What happens to a Rolex watch in a Chapter 7 Bankruptcy?

By Sean McDaniel on October 17, 2011 7:33 AM |

At our office, we've noticed that merely having to list some specific assets cause clients to occasionally worry.

People care about their stuff, it's only natural. We get it. However, we're more concerned about the bigger picture: Getting YOU out from under the suffocating debt that pushed you to seek help in the first place being our primary bullet point.

And helping you is what we do. So we'll tell you the truth.

In these instances we have to be firm about what will happen to a high value asset, like a Rolex watch, and why it's not worth jumping back into the arms of your creditors trying to keep it. Or worse, trying to hide it from the Trustee.

Joseph put it like this:


"But what about my Rolex in my Chapter 7 Bankruptcy?"

Well, what about it?

Bankruptcy is no fun, none. And people who file bankruptcy should look at it the same way they look at a root canal; they should know it's no fun, especially compared to the pre-2005 Chapter 7 Bankruptcy process. And they have to play by all the rules, or risk their discharge or jail time.

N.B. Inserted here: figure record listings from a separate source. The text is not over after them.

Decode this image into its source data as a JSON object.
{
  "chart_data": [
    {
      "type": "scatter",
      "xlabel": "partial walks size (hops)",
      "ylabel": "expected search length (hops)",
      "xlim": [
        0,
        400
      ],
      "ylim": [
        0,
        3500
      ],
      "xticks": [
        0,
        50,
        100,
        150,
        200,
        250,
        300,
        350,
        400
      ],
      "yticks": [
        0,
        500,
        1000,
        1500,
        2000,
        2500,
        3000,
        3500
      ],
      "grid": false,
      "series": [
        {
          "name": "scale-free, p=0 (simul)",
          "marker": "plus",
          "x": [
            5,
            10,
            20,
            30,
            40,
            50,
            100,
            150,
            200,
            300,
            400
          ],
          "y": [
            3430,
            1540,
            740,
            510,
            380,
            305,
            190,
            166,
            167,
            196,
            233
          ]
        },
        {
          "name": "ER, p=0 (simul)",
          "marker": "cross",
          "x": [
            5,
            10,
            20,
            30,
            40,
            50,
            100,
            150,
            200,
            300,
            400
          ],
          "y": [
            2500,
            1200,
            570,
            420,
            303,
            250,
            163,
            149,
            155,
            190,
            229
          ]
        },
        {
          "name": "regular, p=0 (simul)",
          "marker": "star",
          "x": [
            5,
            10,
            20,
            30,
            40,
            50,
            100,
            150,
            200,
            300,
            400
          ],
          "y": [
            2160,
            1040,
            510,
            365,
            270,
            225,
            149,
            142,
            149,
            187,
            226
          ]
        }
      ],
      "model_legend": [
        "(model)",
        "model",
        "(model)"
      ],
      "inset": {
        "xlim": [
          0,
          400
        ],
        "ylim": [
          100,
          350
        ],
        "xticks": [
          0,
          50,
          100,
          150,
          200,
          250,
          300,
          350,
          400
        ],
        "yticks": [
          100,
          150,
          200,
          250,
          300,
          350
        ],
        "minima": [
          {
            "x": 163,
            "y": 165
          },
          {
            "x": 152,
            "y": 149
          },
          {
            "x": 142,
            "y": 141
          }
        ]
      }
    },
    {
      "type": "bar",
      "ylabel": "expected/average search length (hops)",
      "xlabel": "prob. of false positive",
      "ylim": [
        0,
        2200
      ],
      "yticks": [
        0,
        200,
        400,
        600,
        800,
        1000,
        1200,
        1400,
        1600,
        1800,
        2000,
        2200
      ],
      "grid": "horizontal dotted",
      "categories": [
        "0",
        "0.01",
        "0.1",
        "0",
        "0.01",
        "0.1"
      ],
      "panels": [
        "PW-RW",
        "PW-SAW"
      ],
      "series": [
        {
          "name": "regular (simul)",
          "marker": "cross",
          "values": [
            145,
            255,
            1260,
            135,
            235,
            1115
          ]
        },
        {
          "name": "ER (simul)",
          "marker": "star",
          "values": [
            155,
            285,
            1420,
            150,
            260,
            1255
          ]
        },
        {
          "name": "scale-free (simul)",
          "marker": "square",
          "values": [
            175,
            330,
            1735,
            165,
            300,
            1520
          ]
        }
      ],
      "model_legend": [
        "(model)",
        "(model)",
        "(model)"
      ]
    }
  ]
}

Okay, lecture over. So what happens to the Rolex Watch in a Chapter 7 in Phoenix, Arizona, or anywhere in Arizona?

First, the exemption won't cover it; your exemption for a watch is about a hundred dollars, and that'll work fine for a used Timex, but a Rolex, even used, and even not ticking, is probably worth five grand or so.

The exact number is always in flux, because we're in a depression, and because Invicta makes a watch that's essentially identical to a Rolex for about a hundred bucks (it's also water resistant to the same depth as most Rolexes, and they come in automatic, which is what they call a watch that winds itself when your wrist moves)(and no, I don't get a commission on Invicta watches, but I sure like mine!).

That said, it depends. Some people sell their watch (which, at $5,000 or so, won't be exempt) to buy six months of food, fuel and provisions, which are exempt under the statute in Arizona (and by the way, if anybody can tell me exactly what "provisions" are, I'll be very grateful).

They need to list the sale on their statement of affairs, and be prepared to show the bankruptcy trustee exactly where they spent the money. If they sold the Rolex to a family member, or anybody else, for that matter, they must also be prepared to demonstrate that the sale price was more-or-less fair market value (DO NOT sell the Rolex, or the Corvette, or the $30,000 diamond ring, to a relative for a dollar. It's a clear fraudulent transfer, and it will bite everybody involved in the rear)(and DON'T GIVE the Rolex, Corvette, or the $30,000 diamond ring to a relative or anybody else for Christmas; ditto).

Anybody who does any pre-bankruptcy planning must remember the adage, "Pigs get fat, and hogs get slaughtered", which is most of the guidence provided by the caselaw on pre-bankruptcy planning. Both Judge Haines and Judge Curley have written instructive cases on the topic, and I'll post them when I get a Round Tuit (as opposed to a Square Tuit).

On the other hand, if a debtor files and lists the Rolex (and God Forbid they fail to list it, because they're risking their discharge and a jail sentence, and it ain't worth it, because they can just go to Amazon and get their Invicta!), the trustee will politely ask if the debtor wants to buy it back from the estate, or if he just wants it sold to pay administrative costs and creditors.

Some debtors become indignant at this suggestion, saying "But if they know you're broke, how can they request that?"

Well, it's not a request. A Chapter 7 provides an honest debtor with a fresh start, but nobody ever said it had to be a comfortable process (see "root canal", above).

And in general, if a debtor is attempting to discharge five million in debt relating to real estate (a not uncommon Arizona bankruptcy debtor) he probably ought to balance the inconvenience against the prospect of trying to pay the five million; and figure that if the Rolex goes into the estate, it's about the size of a tip. Paid by Jack Benny (this is an old person joke; if you have trouble with it, just move on along; nothing to see here).

Some debtors have pawned their Rolex; they need to list the pawn shop as a secured creditor, and if the amount owed the pawn shop is more than the trustee believes he can get from a sale of the rolex, the trustee might not object to the abandonment of the watch.

Of course, even if it's abandoned from the bankruptcy estate, so that the trustee has no further claim to it, the debtor is going to have to find money to pay the pawn shop to redeem the watch.